Do mesmo modo que as línguas têm seus dialetos, suas gírias, com certeza a Era Cibernética, um dia, terá uma linguagem, não propriamente uma língua, e claro, que não será entendida por todos. E por isso mesmo apenas para os privilegiados, numa espécie de "Admirável Mundo Novo", da fantasia de Aldous Huxley.
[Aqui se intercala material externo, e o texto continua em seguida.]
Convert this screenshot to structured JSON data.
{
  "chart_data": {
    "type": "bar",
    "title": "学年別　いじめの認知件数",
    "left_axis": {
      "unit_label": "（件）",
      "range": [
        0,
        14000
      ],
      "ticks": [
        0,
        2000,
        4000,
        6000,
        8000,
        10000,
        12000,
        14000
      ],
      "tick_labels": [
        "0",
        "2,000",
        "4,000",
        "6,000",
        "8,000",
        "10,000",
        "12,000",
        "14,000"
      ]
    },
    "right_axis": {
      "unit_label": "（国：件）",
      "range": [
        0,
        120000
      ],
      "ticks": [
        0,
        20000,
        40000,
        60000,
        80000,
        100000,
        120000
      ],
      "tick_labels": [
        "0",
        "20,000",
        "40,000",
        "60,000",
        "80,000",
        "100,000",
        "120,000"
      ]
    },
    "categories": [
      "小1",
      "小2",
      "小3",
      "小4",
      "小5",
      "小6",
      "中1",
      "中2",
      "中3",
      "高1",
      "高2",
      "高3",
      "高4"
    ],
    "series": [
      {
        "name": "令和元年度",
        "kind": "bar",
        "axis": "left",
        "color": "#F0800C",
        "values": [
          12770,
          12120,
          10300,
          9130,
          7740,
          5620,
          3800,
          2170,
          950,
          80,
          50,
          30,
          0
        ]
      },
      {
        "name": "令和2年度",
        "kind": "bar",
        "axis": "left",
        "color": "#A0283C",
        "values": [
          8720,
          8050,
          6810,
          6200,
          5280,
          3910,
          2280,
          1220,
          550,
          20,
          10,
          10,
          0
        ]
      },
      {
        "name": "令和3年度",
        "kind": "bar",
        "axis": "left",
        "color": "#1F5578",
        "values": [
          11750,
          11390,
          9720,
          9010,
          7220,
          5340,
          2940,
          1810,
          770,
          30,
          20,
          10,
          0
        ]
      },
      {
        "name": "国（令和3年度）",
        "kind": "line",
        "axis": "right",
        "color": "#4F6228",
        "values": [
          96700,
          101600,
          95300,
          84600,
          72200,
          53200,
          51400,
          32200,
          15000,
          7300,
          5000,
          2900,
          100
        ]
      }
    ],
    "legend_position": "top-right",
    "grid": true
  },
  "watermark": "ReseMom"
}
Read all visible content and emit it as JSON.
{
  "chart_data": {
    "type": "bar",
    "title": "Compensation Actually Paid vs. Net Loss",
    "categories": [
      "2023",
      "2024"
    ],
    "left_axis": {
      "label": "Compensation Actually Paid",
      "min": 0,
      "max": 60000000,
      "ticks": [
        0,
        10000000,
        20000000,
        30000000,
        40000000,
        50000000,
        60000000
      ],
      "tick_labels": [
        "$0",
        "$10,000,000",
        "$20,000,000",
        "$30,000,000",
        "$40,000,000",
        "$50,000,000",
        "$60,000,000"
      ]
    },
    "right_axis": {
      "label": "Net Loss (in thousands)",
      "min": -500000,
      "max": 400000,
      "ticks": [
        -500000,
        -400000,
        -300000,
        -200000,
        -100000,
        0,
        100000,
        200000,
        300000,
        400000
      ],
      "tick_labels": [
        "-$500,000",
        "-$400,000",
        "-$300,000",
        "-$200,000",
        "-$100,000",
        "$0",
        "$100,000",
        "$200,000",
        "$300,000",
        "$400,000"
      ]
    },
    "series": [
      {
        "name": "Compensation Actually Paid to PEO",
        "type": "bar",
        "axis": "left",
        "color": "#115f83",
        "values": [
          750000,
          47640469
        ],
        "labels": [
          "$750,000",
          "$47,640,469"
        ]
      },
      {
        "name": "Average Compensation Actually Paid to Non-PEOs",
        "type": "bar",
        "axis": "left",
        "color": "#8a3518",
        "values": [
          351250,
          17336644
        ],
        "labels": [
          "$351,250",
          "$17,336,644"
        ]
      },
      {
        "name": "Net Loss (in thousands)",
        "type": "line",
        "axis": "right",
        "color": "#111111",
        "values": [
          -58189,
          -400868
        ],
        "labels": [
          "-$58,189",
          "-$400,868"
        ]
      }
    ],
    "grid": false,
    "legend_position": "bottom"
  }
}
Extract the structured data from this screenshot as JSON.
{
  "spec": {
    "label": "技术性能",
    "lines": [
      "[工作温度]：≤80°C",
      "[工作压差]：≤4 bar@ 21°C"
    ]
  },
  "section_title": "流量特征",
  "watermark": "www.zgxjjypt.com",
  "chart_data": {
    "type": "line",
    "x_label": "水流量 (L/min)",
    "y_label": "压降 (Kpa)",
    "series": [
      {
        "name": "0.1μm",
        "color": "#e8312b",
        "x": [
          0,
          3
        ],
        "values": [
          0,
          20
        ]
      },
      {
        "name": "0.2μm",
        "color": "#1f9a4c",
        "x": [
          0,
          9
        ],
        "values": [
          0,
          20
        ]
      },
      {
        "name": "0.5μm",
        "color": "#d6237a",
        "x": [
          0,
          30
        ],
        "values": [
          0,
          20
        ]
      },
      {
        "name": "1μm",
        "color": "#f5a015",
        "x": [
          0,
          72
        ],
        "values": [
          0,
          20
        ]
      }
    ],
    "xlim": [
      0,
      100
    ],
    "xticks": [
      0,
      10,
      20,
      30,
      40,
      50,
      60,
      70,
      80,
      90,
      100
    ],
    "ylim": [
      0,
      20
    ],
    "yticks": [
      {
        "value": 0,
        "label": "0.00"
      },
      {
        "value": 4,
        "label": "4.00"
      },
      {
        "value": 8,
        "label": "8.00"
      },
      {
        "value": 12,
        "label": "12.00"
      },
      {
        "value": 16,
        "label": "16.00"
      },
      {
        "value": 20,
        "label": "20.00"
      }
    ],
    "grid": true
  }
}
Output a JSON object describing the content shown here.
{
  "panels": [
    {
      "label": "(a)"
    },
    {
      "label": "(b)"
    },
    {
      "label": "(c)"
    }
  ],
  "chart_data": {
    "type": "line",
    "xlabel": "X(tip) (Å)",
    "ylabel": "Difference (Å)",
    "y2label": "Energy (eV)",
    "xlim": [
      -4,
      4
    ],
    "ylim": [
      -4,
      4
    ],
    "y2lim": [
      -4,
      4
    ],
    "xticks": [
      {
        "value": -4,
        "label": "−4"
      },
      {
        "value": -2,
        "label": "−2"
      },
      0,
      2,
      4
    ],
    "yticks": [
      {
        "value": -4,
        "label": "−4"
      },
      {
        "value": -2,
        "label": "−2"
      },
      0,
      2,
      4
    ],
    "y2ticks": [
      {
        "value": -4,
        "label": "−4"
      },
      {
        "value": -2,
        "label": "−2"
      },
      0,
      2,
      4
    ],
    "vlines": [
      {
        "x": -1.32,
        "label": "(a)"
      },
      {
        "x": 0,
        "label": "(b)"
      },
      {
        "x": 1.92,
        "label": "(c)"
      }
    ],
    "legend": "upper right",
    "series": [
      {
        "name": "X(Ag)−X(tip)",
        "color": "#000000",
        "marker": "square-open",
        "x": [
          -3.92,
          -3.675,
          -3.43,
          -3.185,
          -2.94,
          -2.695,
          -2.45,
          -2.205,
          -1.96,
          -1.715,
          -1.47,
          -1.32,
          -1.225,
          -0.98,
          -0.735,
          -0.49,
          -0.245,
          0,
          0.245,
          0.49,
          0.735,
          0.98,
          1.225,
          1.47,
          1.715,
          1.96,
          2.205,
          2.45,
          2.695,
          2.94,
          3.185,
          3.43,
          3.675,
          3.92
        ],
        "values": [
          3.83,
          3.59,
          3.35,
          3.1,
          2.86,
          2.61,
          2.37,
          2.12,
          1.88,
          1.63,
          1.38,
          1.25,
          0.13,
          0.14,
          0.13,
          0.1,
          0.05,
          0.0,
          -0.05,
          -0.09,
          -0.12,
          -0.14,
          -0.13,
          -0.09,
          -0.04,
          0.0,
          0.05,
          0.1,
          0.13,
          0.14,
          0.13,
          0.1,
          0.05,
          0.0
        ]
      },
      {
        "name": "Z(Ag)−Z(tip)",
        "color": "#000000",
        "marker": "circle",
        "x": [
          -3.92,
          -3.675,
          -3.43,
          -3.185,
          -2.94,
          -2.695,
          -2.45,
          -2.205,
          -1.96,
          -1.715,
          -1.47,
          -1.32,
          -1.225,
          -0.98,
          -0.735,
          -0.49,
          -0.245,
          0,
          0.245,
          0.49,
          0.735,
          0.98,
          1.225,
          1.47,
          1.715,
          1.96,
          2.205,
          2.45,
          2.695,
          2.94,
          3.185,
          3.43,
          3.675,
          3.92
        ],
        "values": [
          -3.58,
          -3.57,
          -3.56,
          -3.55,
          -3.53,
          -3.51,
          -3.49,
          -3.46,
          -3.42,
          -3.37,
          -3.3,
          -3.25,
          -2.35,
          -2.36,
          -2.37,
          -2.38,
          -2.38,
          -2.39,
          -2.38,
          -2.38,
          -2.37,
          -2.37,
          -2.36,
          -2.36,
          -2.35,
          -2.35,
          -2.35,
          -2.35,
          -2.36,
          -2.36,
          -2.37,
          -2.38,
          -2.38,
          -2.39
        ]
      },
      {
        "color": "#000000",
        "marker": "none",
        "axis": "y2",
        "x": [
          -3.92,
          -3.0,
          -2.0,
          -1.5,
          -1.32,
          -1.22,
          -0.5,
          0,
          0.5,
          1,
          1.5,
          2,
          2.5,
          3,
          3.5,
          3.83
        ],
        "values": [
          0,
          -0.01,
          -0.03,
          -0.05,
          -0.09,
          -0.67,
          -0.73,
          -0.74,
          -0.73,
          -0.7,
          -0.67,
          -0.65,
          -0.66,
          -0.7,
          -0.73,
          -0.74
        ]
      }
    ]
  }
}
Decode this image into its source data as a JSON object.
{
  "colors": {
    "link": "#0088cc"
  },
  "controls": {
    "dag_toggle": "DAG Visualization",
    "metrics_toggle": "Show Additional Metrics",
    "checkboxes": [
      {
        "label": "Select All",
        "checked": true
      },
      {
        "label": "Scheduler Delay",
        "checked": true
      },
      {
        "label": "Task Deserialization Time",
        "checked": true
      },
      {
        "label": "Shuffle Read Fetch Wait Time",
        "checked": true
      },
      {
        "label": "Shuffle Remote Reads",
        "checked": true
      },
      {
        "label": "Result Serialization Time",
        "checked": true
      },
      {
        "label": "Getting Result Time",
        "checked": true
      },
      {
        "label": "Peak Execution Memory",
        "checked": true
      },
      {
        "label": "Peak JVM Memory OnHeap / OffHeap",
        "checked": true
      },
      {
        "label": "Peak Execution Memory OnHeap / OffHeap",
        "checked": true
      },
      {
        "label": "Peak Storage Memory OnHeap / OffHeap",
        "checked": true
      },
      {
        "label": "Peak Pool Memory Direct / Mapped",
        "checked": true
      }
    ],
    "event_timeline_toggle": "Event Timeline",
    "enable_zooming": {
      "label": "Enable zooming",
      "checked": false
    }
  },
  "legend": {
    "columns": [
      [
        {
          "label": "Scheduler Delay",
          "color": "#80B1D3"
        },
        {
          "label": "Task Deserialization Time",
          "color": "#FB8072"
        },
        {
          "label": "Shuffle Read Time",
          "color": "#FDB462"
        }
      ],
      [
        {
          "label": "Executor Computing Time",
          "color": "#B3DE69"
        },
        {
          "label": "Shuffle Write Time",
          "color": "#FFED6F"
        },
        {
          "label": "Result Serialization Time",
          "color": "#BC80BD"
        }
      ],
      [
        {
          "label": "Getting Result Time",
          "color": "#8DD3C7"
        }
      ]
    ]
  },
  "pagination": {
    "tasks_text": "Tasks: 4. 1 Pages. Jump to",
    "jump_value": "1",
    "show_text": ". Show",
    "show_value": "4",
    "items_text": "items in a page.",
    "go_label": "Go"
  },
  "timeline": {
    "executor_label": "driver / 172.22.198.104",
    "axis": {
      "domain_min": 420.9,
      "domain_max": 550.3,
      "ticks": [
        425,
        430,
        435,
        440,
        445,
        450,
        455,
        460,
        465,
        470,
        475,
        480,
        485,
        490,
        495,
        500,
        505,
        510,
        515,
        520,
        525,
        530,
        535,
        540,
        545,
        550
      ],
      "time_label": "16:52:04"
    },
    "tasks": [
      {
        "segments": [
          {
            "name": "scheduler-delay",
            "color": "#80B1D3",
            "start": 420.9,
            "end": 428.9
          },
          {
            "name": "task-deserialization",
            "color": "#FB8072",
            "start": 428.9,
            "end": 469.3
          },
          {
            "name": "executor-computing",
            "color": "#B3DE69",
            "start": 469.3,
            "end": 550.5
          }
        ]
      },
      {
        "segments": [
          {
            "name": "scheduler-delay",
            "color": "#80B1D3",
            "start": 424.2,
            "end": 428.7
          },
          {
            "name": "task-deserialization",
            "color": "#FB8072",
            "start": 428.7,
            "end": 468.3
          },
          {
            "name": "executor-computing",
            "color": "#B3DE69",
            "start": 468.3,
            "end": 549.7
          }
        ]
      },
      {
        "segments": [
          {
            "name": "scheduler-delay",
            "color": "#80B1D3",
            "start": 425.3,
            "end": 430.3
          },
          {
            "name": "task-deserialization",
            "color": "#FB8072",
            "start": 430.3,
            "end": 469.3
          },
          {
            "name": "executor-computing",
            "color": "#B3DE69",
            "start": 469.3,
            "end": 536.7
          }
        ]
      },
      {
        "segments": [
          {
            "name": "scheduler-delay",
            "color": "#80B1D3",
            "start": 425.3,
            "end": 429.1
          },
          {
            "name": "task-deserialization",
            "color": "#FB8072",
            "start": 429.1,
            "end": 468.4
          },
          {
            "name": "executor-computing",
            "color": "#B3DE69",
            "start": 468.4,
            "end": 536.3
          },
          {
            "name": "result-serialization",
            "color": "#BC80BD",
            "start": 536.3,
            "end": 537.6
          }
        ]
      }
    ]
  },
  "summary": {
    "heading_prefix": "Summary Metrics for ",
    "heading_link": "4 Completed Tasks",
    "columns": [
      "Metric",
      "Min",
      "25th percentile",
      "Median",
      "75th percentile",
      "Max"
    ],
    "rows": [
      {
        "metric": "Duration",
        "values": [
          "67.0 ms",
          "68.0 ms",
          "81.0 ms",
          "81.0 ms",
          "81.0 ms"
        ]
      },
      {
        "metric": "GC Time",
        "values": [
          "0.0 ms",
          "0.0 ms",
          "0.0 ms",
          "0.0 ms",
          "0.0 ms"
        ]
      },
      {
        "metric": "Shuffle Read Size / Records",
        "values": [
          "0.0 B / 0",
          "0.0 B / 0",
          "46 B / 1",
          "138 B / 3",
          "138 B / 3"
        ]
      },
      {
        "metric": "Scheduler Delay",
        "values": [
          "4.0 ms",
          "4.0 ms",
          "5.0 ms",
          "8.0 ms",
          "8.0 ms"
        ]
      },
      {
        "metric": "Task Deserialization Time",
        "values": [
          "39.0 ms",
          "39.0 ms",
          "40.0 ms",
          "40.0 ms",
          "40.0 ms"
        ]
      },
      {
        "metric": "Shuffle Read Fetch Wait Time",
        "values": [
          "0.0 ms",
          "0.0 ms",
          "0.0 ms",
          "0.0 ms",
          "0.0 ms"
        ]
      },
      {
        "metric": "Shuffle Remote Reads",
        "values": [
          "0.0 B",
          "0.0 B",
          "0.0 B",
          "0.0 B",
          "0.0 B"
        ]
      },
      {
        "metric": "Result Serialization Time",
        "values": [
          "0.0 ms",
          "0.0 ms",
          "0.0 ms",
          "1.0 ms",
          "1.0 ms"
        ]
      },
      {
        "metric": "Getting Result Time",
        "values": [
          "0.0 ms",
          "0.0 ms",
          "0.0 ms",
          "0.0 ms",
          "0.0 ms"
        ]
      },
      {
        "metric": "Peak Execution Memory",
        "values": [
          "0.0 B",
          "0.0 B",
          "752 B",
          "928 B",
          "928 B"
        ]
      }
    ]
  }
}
E de repente um apaixonado dirá para a amada, em caso de rejeição: "No primeiro byte do nosso olhar logo percebi que no background dos teus olhos havia um azul-personalizado, propício para o amor. Um discreto e-mail que te enviei, sem resposta, mostrou-me logo que eu não estava configurado para tal azul. Na caixa de e-mail, vazia, queimei as retinas pelo branco do fósforo que o monitor irradiava. Depois, ainda te escrevi e te enviei uma última mensagem:" A tua configuração de menina-moça-mulher permanecerá em minha memória, em meu coração-arquivo, para todos os tempos, imune a todos os virus, tais os cuidados anti-viróticos de que te cerquei. E teu nome gritarei não mais em bytes, mas em megabytes para que transponha os infinitos e seja ouvido por lá. E tua imagem ficará guardada nas altas resoluções bmp, para todos os tempos.

Para um apaixonado que encontrou reciprocidade será muito simples: "Byte a byte inserimos em nossas almas e em nossos corações todos os códigos e programas do amor. Nossos backgrounds, dos nossos olhos de azuis-personalizados nos aguardavam desde que ligamos nossas vidas por um simples byte

Um velho dirá para a sua velha: " Nossos discos rígidos, de outrora, estão a precisar de uma reformatação analógica, simulacro do que um dia foi virgem, límpido e altamente sensível a registrar todos os impulsos sob forma de ordens e mensagens porque, meu amor, do contrário, adiantará muito pouco gritarem os nossos sentimentos através das nossas placas-mães, e não serem devidamente registrados e, pior, ficarem sem respostas. Resta-nos, portanto, meu amor, e enquanto é possível reformatarmos a existência enquanto durem nossos impulsos, enquanto a morte não nos delete. E seremos felizes, talvez já não mais em txt, em word , em normal dot , mas quem sabe, até mesmo em html, andando, voando pelos espaços siderais tais internautas desvairados.

E como o século está findando e pode ser que ocorra o tal bug do milênio, comprometendo gravemente a Era Cibernética , e também porque é Natal e um Ano Novo se anuncia, seria melhor mesmo que as pessoas apenas falassem umas para as outras a mais antiga e mais simples das línguas, numa linguagem elementar mas suave, quando diante do amor, todas a s formas de amor: "- Amo-te desvairadamente importando muito pouco os bytes, os azuis-personalizados e despreocupado com o que me responderás. Feliz Natal!